Additive manufacturing is a rapidly growing manufacturing process for which many new processes and materials are currently being developed. The biggest advantage is that almost any shape can be produced, while conventional manufacturing methods reach their limits. Furthermore, a lot of material is saved because the part is created in layers and only as much material is used as necessary. In contrast, in the case of machining processes, it is not uncommon for more than half of the material to be removed and disposed of. Recently, new additive manufacturing processes have been on the market that enables the manufacturing of components using the FDM process with fiber reinforcement. This opens up new possibilities for optimizing components in terms of their strength and at the same time increasing sustainability by reducing materials consumption and waste. Within the scope of this work, different types of test specimens are to be designed, manufactured and examined. The test specimens are tensile specimens, which are used both for standardized tensile tests and for examining a practical component from automotive engineering used in student project. This project is a vehicle designed to compete in the Shell Eco-marathon, one of the world’s largest energy efficiency competitions.

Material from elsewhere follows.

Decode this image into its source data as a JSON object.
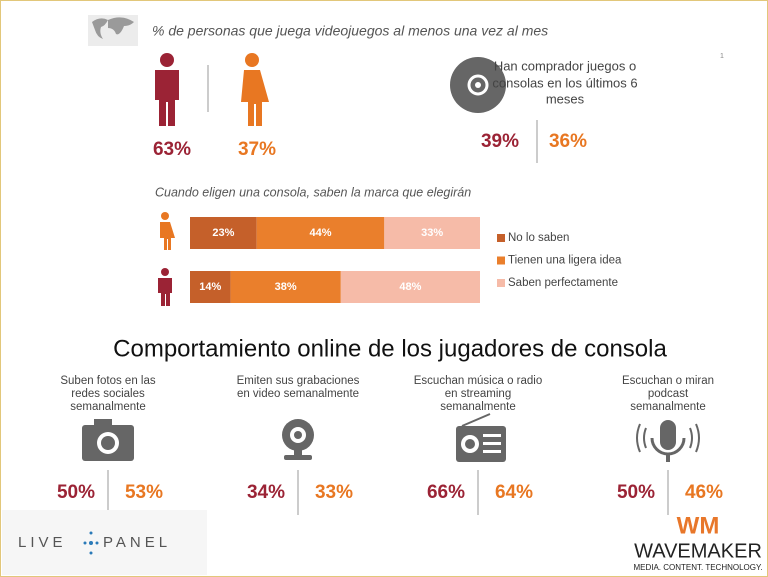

The aim is to design a vehicle that covers a certain distance with as little fuel as possible. Accordingly, it is desirable to manufacture the components with the lowest possible weight, while still ensuring the required rigidity. To achieve this, the use of fiber-reinforced 3D-printed parts is particularly suitable due to the high rigidity. In particular, the joining technology for connecting conventionally and additively manufactured components is developed. As a result, the economic efficiency was assessed, and guidelines for the design of components and joining elements were created. In addition, it could be shown that the additive manufacturing of the component could be implemented faster and more sustainably than the previous conventional manufacturing.